Further, if the other Fortnite plaintiffs’ moves were part of longer registered routines like Hanagami’s, it’s unclear whether that could have saved their claims. Hanagami only got his more complex move past dismissal, a stage where every unclear aspect is decided in his favor.
Another variable in an analysis, for example, would be the importance of the allegedly stolen snippet to the original work, as well as importance to the new work.

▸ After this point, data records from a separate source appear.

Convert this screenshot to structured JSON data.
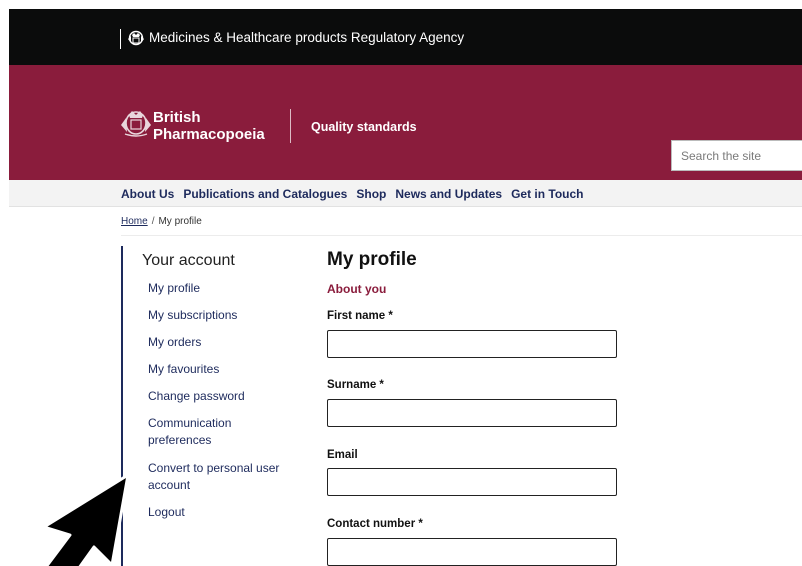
{
  "agency": {
    "name": "Medicines & Healthcare products Regulatory Agency"
  },
  "header": {
    "brand_line1": "British",
    "brand_line2": "Pharmacopoeia",
    "tagline": "Quality standards",
    "search_placeholder": "Search the site"
  },
  "nav": {
    "items": [
      {
        "label": "About Us"
      },
      {
        "label": "Publications and Catalogues"
      },
      {
        "label": "Shop"
      },
      {
        "label": "News and Updates"
      },
      {
        "label": "Get in Touch"
      }
    ]
  },
  "breadcrumb": {
    "home": "Home",
    "separator": "/",
    "current": "My profile"
  },
  "sidebar": {
    "title": "Your account",
    "items": [
      {
        "label": "My profile"
      },
      {
        "label": "My subscriptions"
      },
      {
        "label": "My orders"
      },
      {
        "label": "My favourites"
      },
      {
        "label": "Change password"
      },
      {
        "label": "Communication preferences"
      },
      {
        "label": "Convert to personal user account"
      },
      {
        "label": "Logout"
      }
    ]
  },
  "main": {
    "title": "My profile",
    "section": "About you",
    "fields": [
      {
        "label": "First name *",
        "value": ""
      },
      {
        "label": "Surname *",
        "value": ""
      },
      {
        "label": "Email",
        "value": ""
      },
      {
        "label": "Contact number *",
        "value": ""
      }
    ]
  },
  "colors": {
    "header_maroon": "#8a1c3c",
    "agency_black": "#0b0c0c",
    "link_navy": "#1d2a5c"
  },
  "icons": {
    "agency_crest": "royal-crest-icon",
    "brand_crest": "royal-crest-icon",
    "pointer": "mouse-cursor-icon"
  }
}
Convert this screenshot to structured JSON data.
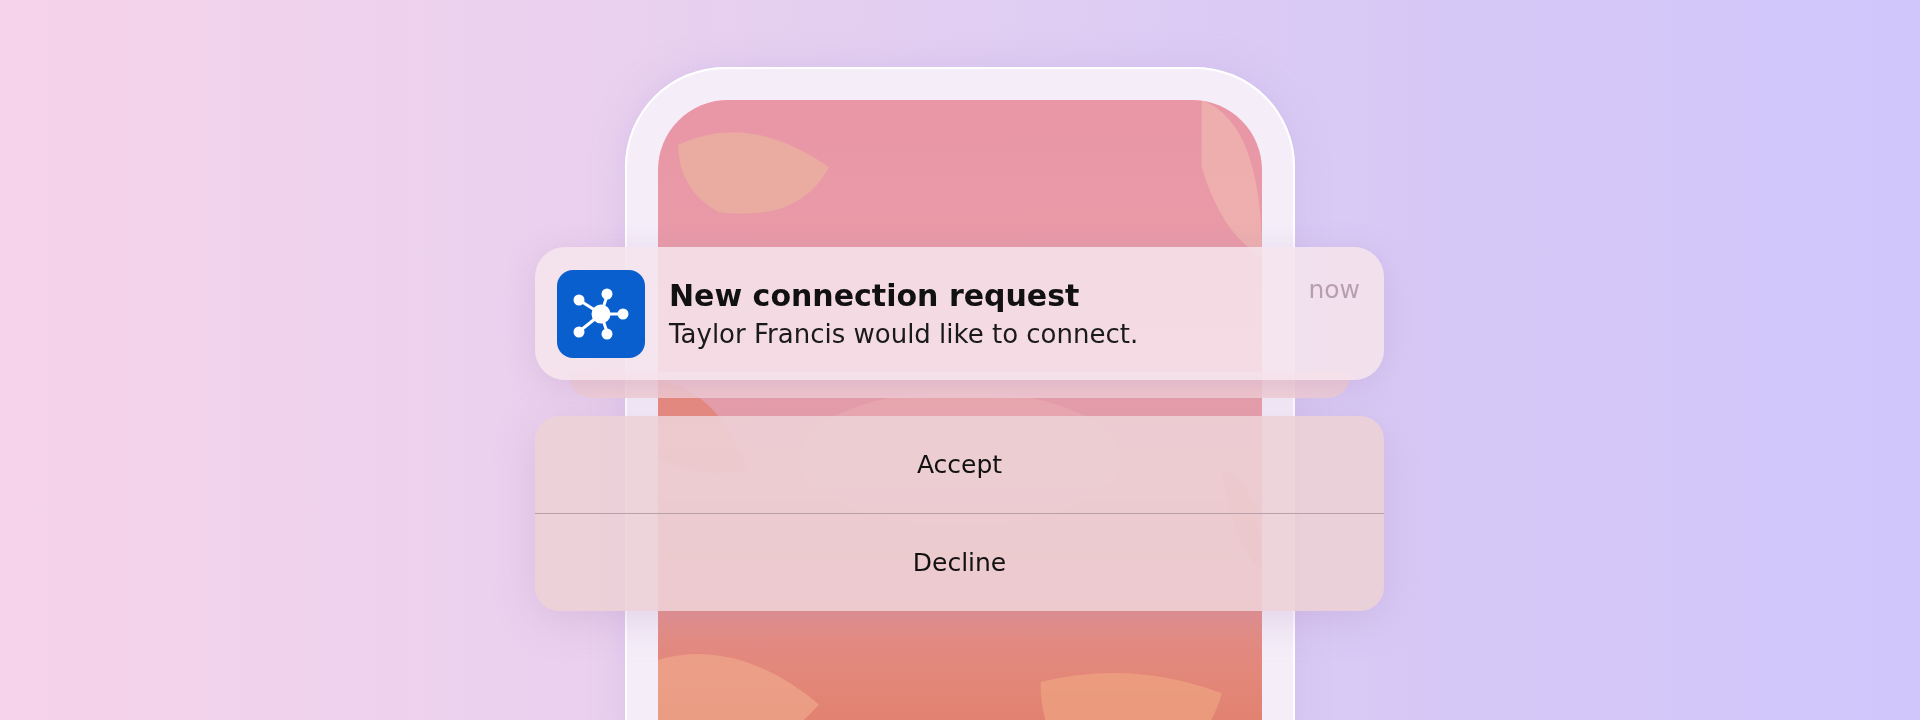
{
  "notification": {
    "title": "New connection request",
    "body": "Taylor Francis would like to connect.",
    "time": "now",
    "stacked": true
  },
  "actions": [
    {
      "label": "Accept"
    },
    {
      "label": "Decline"
    }
  ]
}
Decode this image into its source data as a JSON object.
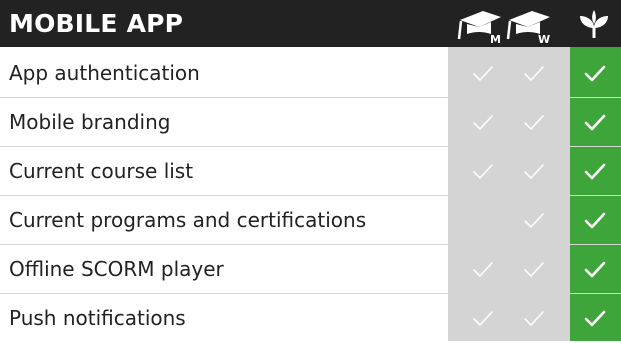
{
  "title": "MOBILE APP",
  "colors": {
    "header_bg": "#222222",
    "header_text": "#ffffff",
    "column_grey": "#d4d4d4",
    "column_green": "#3ea53a",
    "check": "#ffffff"
  },
  "plans": [
    {
      "icon": "graduation-cap-icon",
      "letter": "M"
    },
    {
      "icon": "graduation-cap-icon",
      "letter": "W"
    },
    {
      "icon": "sprout-icon",
      "letter": ""
    }
  ],
  "features": [
    {
      "label": "App authentication",
      "plans": [
        true,
        true,
        true
      ]
    },
    {
      "label": "Mobile branding",
      "plans": [
        true,
        true,
        true
      ]
    },
    {
      "label": "Current course list",
      "plans": [
        true,
        true,
        true
      ]
    },
    {
      "label": "Current programs and certifications",
      "plans": [
        false,
        true,
        true
      ]
    },
    {
      "label": "Offline SCORM player",
      "plans": [
        true,
        true,
        true
      ]
    },
    {
      "label": "Push notifications",
      "plans": [
        true,
        true,
        true
      ]
    }
  ]
}
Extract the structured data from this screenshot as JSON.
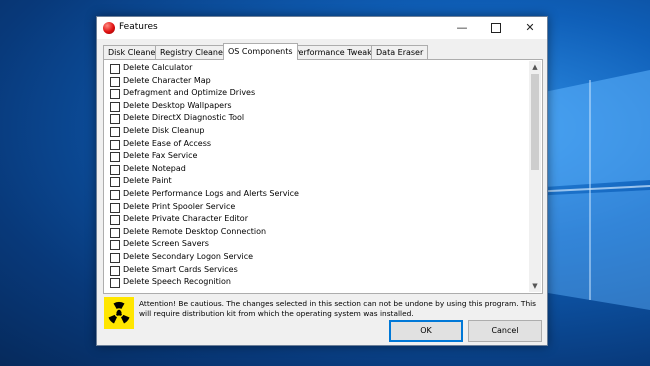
{
  "window": {
    "title": "Features",
    "icon": "app-icon",
    "controls": {
      "minimize": "—",
      "close": "✕"
    }
  },
  "tabs": [
    {
      "label": "Disk Cleaner",
      "active": false
    },
    {
      "label": "Registry Cleaner",
      "active": false
    },
    {
      "label": "OS Components",
      "active": true
    },
    {
      "label": "Performance Tweaks",
      "active": false
    },
    {
      "label": "Data Eraser",
      "active": false
    }
  ],
  "components": [
    "Delete Calculator",
    "Delete Character Map",
    "Defragment and Optimize Drives",
    "Delete Desktop Wallpapers",
    "Delete DirectX Diagnostic Tool",
    "Delete Disk Cleanup",
    "Delete Ease of Access",
    "Delete Fax Service",
    "Delete Notepad",
    "Delete Paint",
    "Delete Performance Logs and Alerts Service",
    "Delete Print Spooler Service",
    "Delete Private Character Editor",
    "Delete Remote Desktop Connection",
    "Delete Screen Savers",
    "Delete Secondary Logon Service",
    "Delete Smart Cards Services",
    "Delete Speech Recognition"
  ],
  "scroll": {
    "up": "▲",
    "down": "▼"
  },
  "warning": {
    "icon": "radiation-hazard-icon",
    "text": "Attention! Be cautious. The changes selected in this section can not be undone by using this program. This will require distribution kit from which the operating system was installed."
  },
  "buttons": {
    "ok": "OK",
    "cancel": "Cancel"
  },
  "colors": {
    "accent": "#0078d7",
    "hazard": "#ffe600"
  }
}
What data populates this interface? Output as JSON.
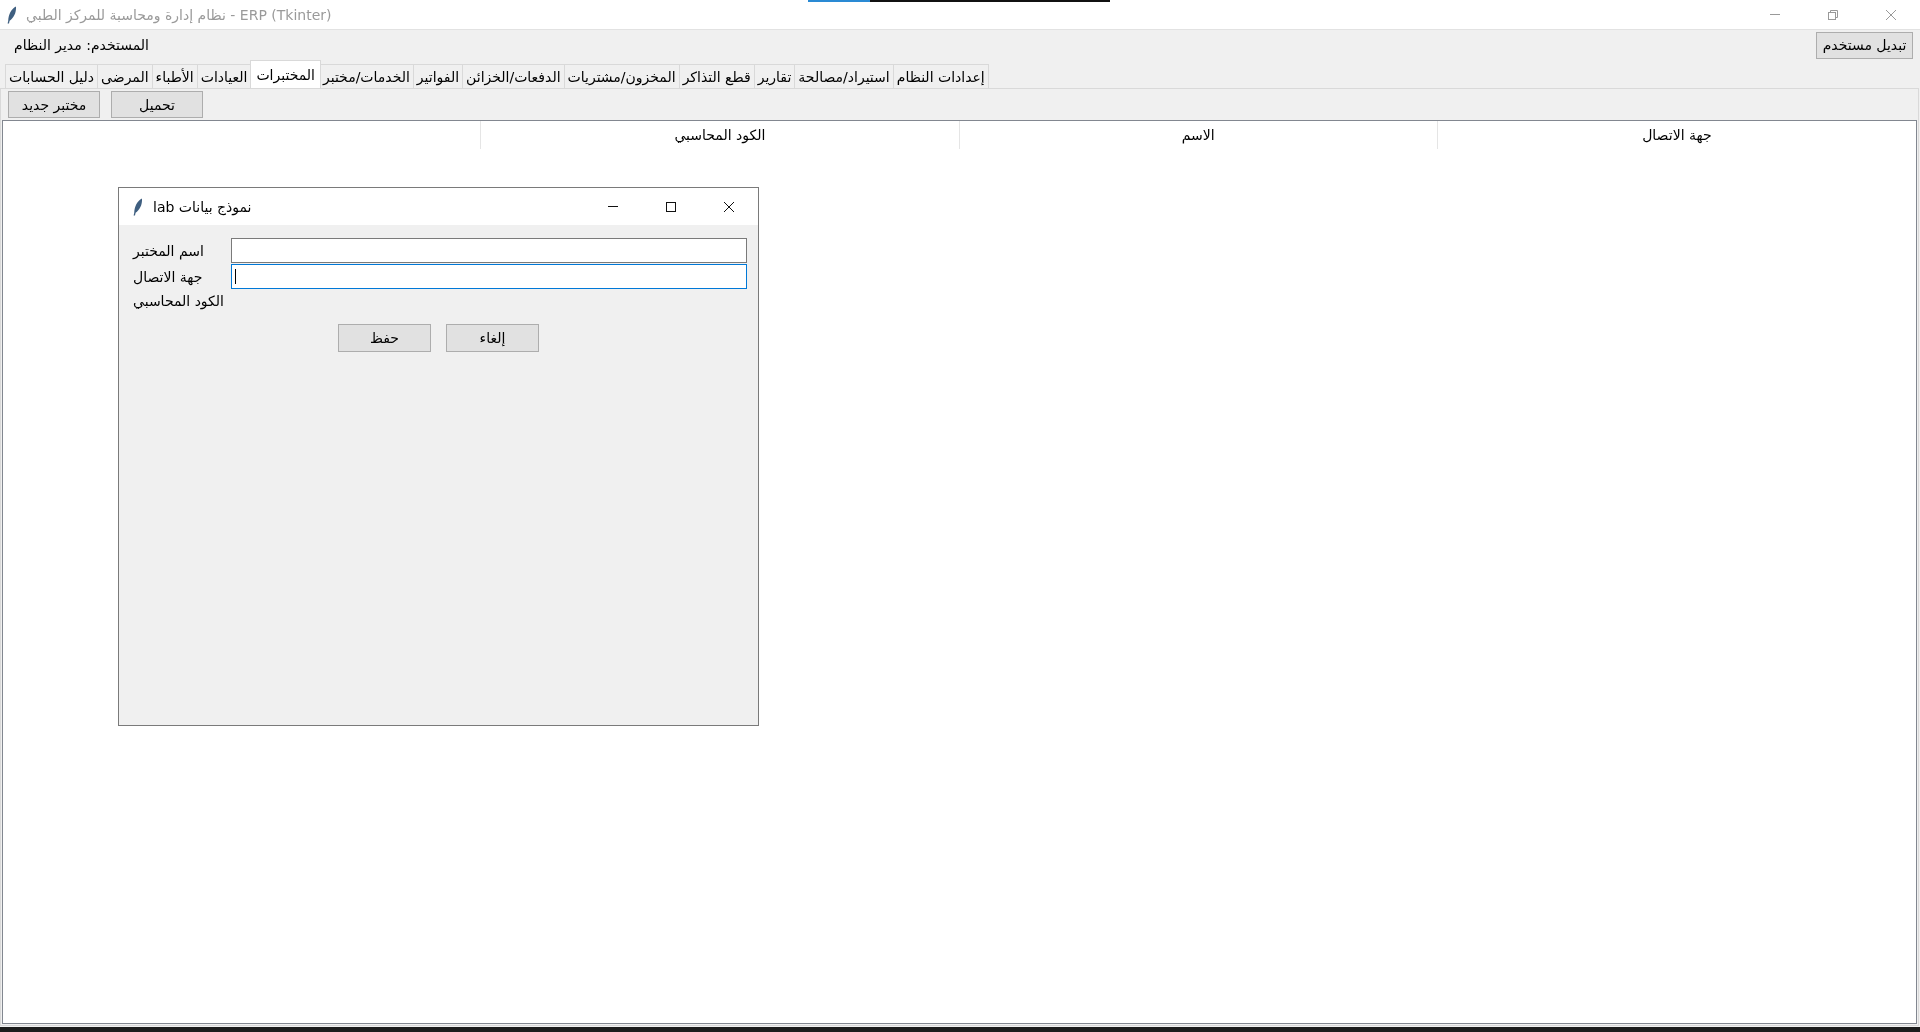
{
  "window": {
    "title": "نظام إدارة ومحاسبة للمركز الطبي - ERP (Tkinter)"
  },
  "user_bar": {
    "user_label": "المستخدم: مدير النظام",
    "switch_user_button": "تبديل مستخدم"
  },
  "tabs": [
    {
      "label": "إعدادات النظام",
      "selected": false
    },
    {
      "label": "استيراد/مصالحة",
      "selected": false
    },
    {
      "label": "تقارير",
      "selected": false
    },
    {
      "label": "قطع التذاكر",
      "selected": false
    },
    {
      "label": "المخزون/مشتريات",
      "selected": false
    },
    {
      "label": "الدفعات/الخزائن",
      "selected": false
    },
    {
      "label": "الفواتير",
      "selected": false
    },
    {
      "label": "الخدمات/مختبر",
      "selected": false
    },
    {
      "label": "المختبرات",
      "selected": true
    },
    {
      "label": "العيادات",
      "selected": false
    },
    {
      "label": "الأطباء",
      "selected": false
    },
    {
      "label": "المرضى",
      "selected": false
    },
    {
      "label": "دليل الحسابات",
      "selected": false
    }
  ],
  "toolbar": {
    "buttons": [
      "تحميل",
      "مختبر جديد"
    ]
  },
  "table": {
    "columns": [
      {
        "kind": "heading",
        "label": "جهة الاتصال"
      },
      {
        "kind": "heading",
        "label": "الاسم"
      },
      {
        "kind": "heading",
        "label": "الكود المحاسبي"
      },
      {
        "kind": "empty"
      }
    ]
  },
  "dialog": {
    "title": "lab نموذج بيانات",
    "fields": [
      {
        "kind": "entry",
        "label": "اسم المختبر",
        "focused": false
      },
      {
        "kind": "entry",
        "label": "جهة الاتصال",
        "focused": true
      },
      {
        "kind": "label",
        "label": "الكود المحاسبي"
      }
    ],
    "buttons": [
      "إلغاء",
      "حفظ"
    ]
  }
}
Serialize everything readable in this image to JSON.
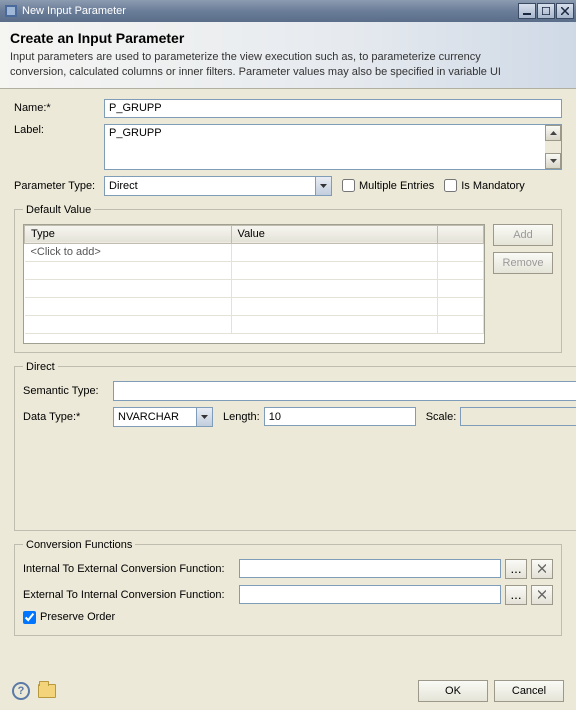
{
  "window": {
    "title": "New Input Parameter"
  },
  "banner": {
    "heading": "Create an Input Parameter",
    "description": "Input parameters are used to parameterize the view execution such as, to parameterize currency conversion, calculated columns or inner filters. Parameter values may also be specified in variable UI"
  },
  "fields": {
    "name_label": "Name:*",
    "name_value": "P_GRUPP",
    "label_label": "Label:",
    "label_value": "P_GRUPP",
    "param_type_label": "Parameter Type:",
    "param_type_value": "Direct",
    "multiple_entries_label": "Multiple Entries",
    "is_mandatory_label": "Is Mandatory"
  },
  "default_value": {
    "legend": "Default Value",
    "col_type": "Type",
    "col_value": "Value",
    "placeholder_row": "<Click to add>",
    "add_label": "Add",
    "remove_label": "Remove"
  },
  "direct": {
    "legend": "Direct",
    "semantic_type_label": "Semantic Type:",
    "semantic_type_value": "",
    "data_type_label": "Data Type:*",
    "data_type_value": "NVARCHAR",
    "length_label": "Length:",
    "length_value": "10",
    "scale_label": "Scale:",
    "scale_value": ""
  },
  "conversion": {
    "legend": "Conversion Functions",
    "int_to_ext_label": "Internal To External Conversion Function:",
    "int_to_ext_value": "",
    "ext_to_int_label": "External To Internal Conversion Function:",
    "ext_to_int_value": "",
    "preserve_order_label": "Preserve Order",
    "preserve_order_checked": true,
    "browse_label": "..."
  },
  "footer": {
    "ok_label": "OK",
    "cancel_label": "Cancel"
  }
}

Because of the case-specific, multifaceted nature of copyright analyses, Brankov said people shouldn’t read to much into the reach of Hanagami’s case. But she and others said the way the lower court handles this case could provide clues for the future.
Still, she said, the Ninth Circuit’s reversal of the district court’s “myopic approach” to choreography represents a change.
“Choreography has arrived late to the party,” she said “It sort of opens the door to dance being a more respected category of art under the law.”
The case is Kyle Hanagami v. Epic Games Inc., 9th Cir., No. 22-55890, Docket.